Modernis.co, Malang – Kesetaran gender (gender equality) dalam kurun waktu dari lima tahun terkahir, topik ini hangat diperbincangkan diberbagai kalangan dan latar belakang status sosialnya. Penuntutan hakhak kesetaran ini lagi banyak disuarakan diberbagai kondisi yang majoritynya adalah para kaum perempuan, baik dari para pekerja, akademisi, ibuk rumah tangga, atau bahkan para siswa yang masih duduk dibangku sekolahnya.
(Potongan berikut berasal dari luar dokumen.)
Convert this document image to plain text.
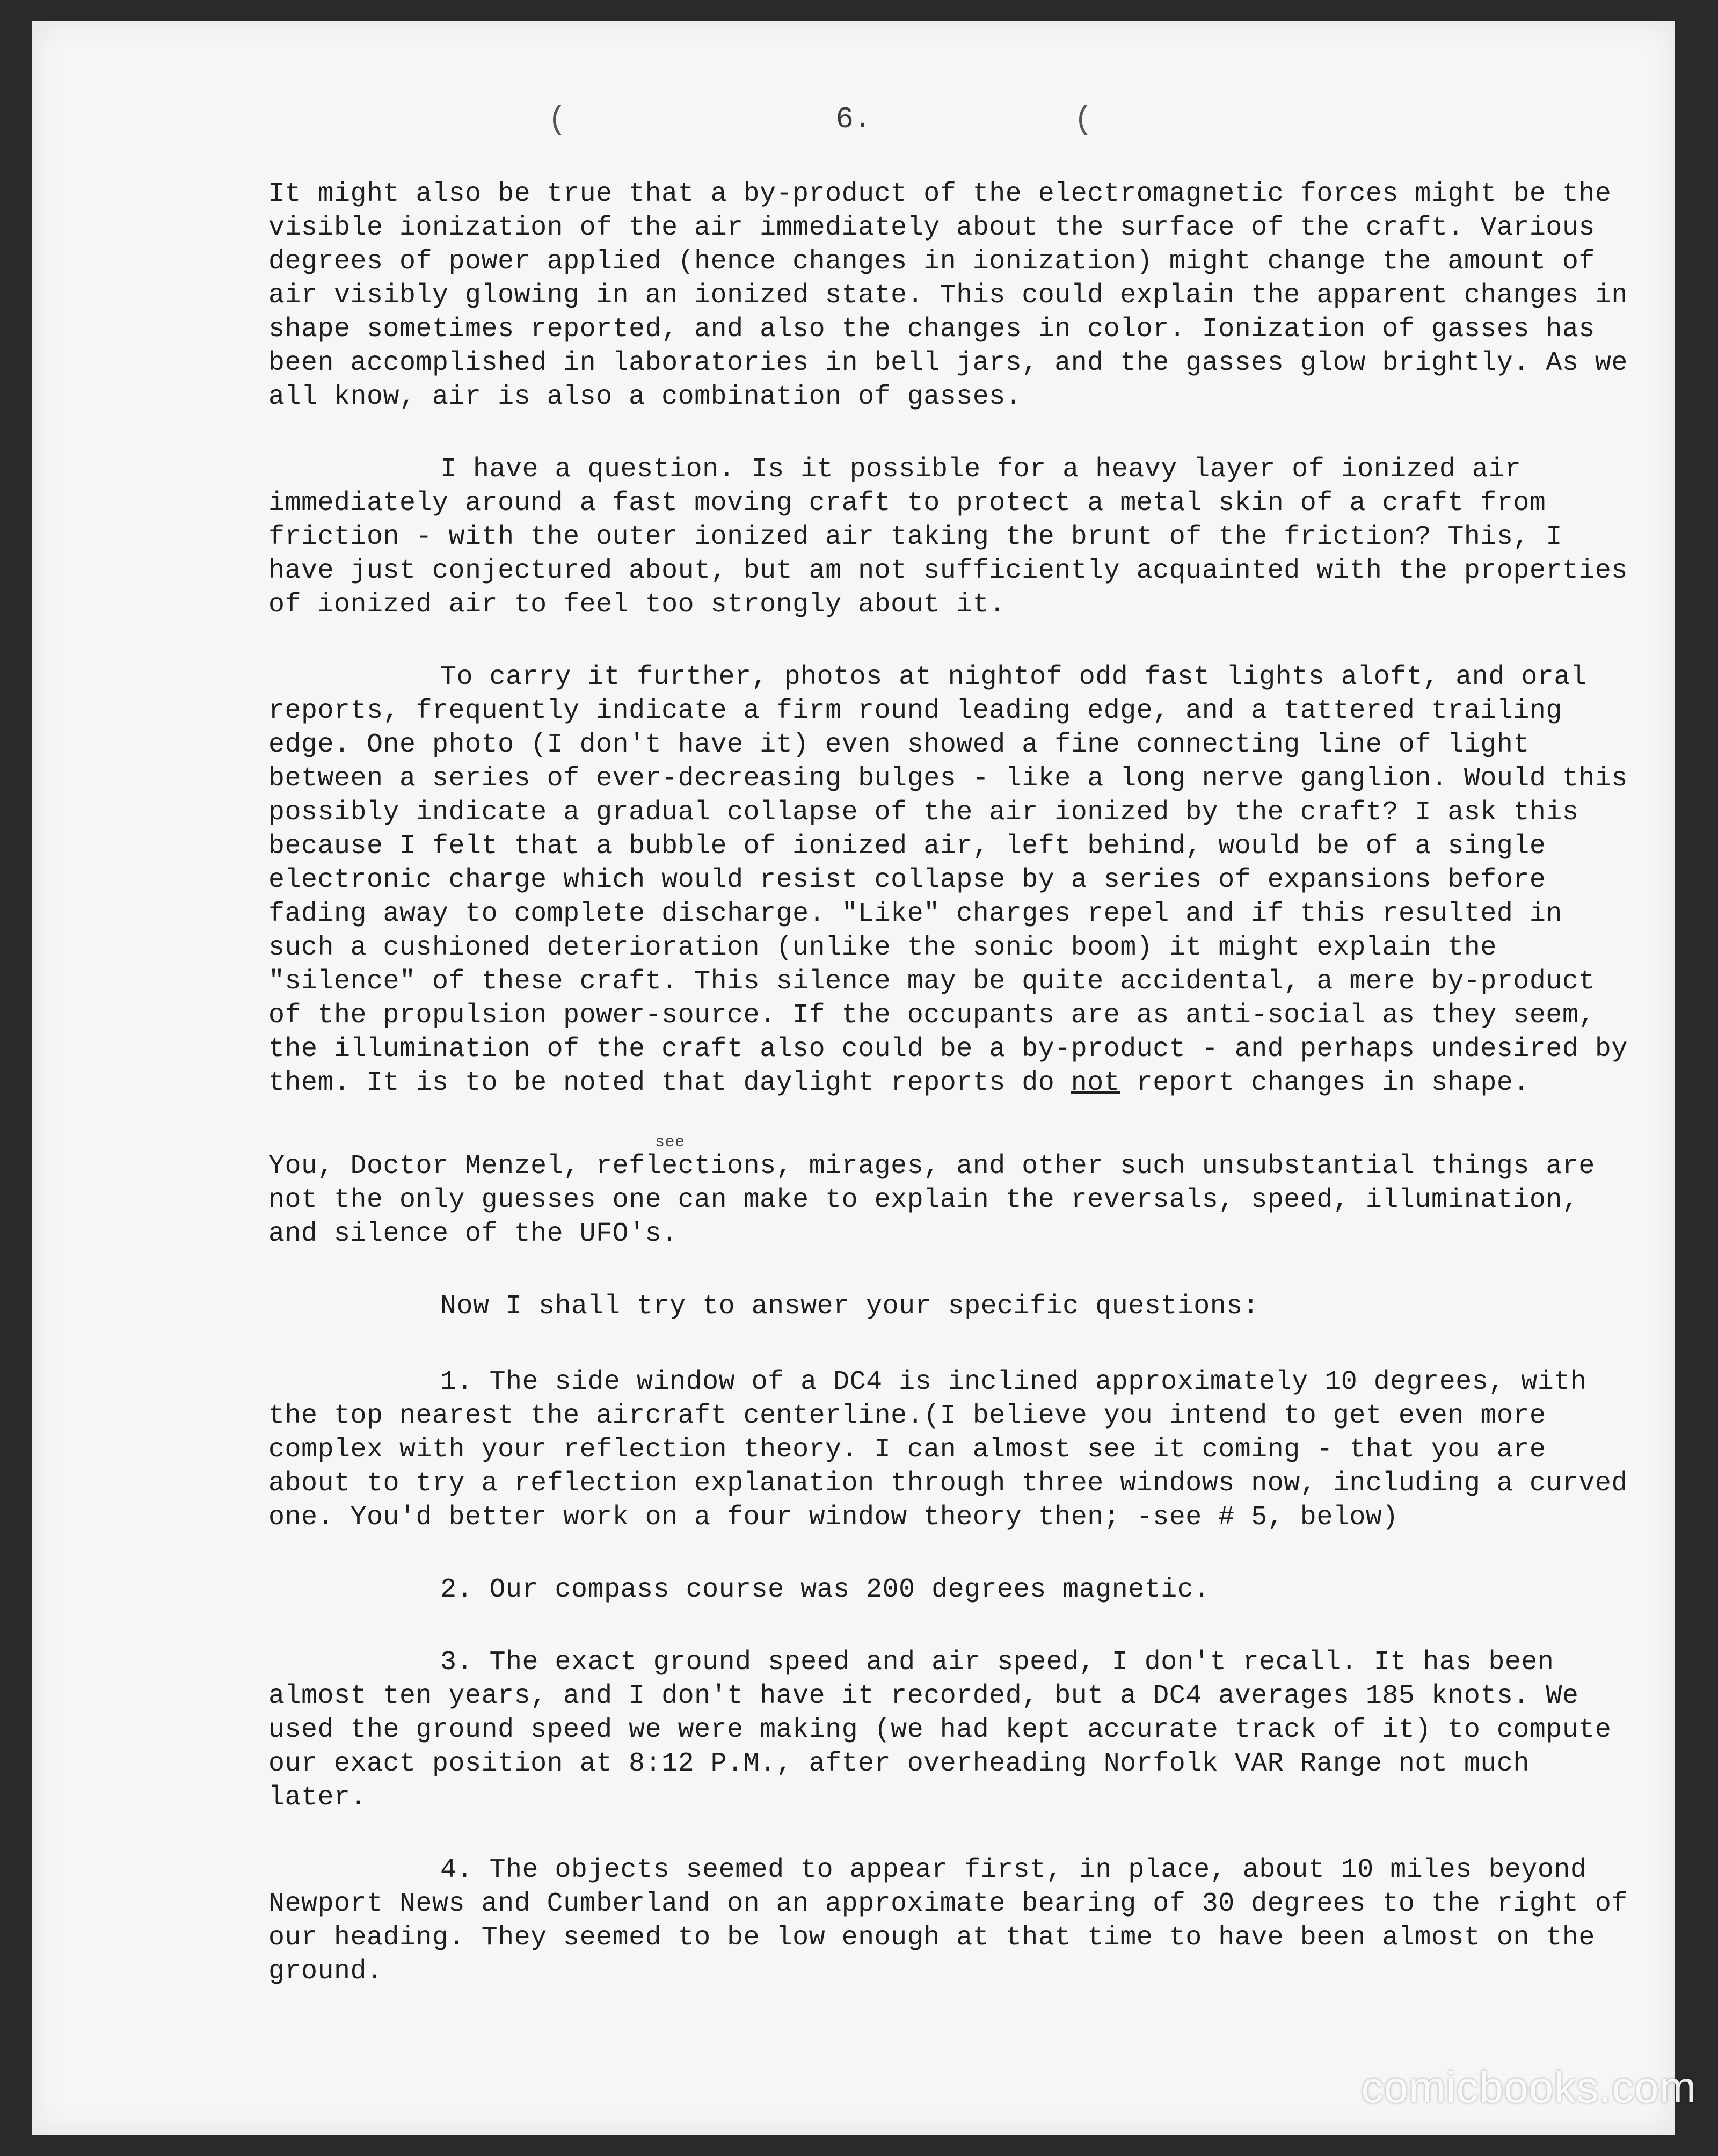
(	(
6.

It might also be true that a by-product of the electromagnetic forces might be the visible ionization of the air immediately about the surface of the craft. Various degrees of power applied (hence changes in ionization) might change the amount of air visibly glowing in an ionized state. This could explain the apparent changes in shape sometimes reported, and also the changes in color. Ionization of gasses has been accomplished in laboratories in bell jars, and the gasses glow brightly. As we all know, air is also a combination of gasses.

I have a question. Is it possible for a heavy layer of ionized air immediately around a fast moving craft to protect a metal skin of a craft from friction - with the outer ionized air taking the brunt of the friction? This, I have just conjectured about, but am not sufficiently acquainted with the properties of ionized air to feel too strongly about it.

To carry it further, photos at nightof odd fast lights aloft, and oral reports, frequently indicate a firm round leading edge, and a tattered trailing edge. One photo (I don't have it) even showed a fine connecting line of light between a series of ever-decreasing bulges - like a long nerve ganglion. Would this possibly indicate a gradual collapse of the air ionized by the craft? I ask this because I felt that a bubble of ionized air, left behind, would be of a single electronic charge which would resist collapse by a series of expansions before fading away to complete discharge. "Like" charges repel and if this resulted in such a cushioned deterioration (unlike the sonic boom) it might explain the "silence" of these craft. This silence may be quite accidental, a mere by-product of the propulsion power-source. If the occupants are as anti-social as they seem, the illumination of the craft also could be a by-product - and perhaps undesired by them. It is to be noted that daylight reports do not report changes in shape.

see
You, Doctor Menzel, reflections, mirages, and other such unsubstantial things are not the only guesses one can make to explain the reversals, speed, illumination, and silence of the UFO's.

Now I shall try to answer your specific questions:

1. The side window of a DC4 is inclined approximately 10 degrees, with the top nearest the aircraft centerline.(I believe you intend to get even more complex with your reflection theory. I can almost see it coming - that you are about to try a reflection explanation through three windows now, including a curved one. You'd better work on a four window theory then; -see # 5, below)

2. Our compass course was 200 degrees magnetic.

3. The exact ground speed and air speed, I don't recall. It has been almost ten years, and I don't have it recorded, but a DC4 averages 185 knots. We used the ground speed we were making (we had kept accurate track of it) to compute our exact position at 8:12 P.M., after overheading Norfolk VAR Range not much later.

4. The objects seemed to appear first, in place, about 10 miles beyond Newport News and Cumberland on an approximate bearing of 30 degrees to the right of our heading. They seemed to be low enough at that time to have been almost on the ground.

comicbooks.com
Namun tidak terlepas juga para kaum laki-laki.

Ada beberapa faktor mengapa gender equality hangat dibahas sampai sekarang, yang pertama adalah melihat dari kajian empiris, sekarang perbandingan antara laki-laki dan perempuan di dunia hampir mendekati rasio 1:1, yakni 1,09:1 atau 109 laki-laki per 100 Perempuan (Wikipedia). Psikologis kita mengatakan jika populasi mendominasi, maka akan timbul rasa percaya diri dan berani, terlebih dalam menyuarakan hak dan pendapat yang menurut dirinya adalah kuasa kebenaran.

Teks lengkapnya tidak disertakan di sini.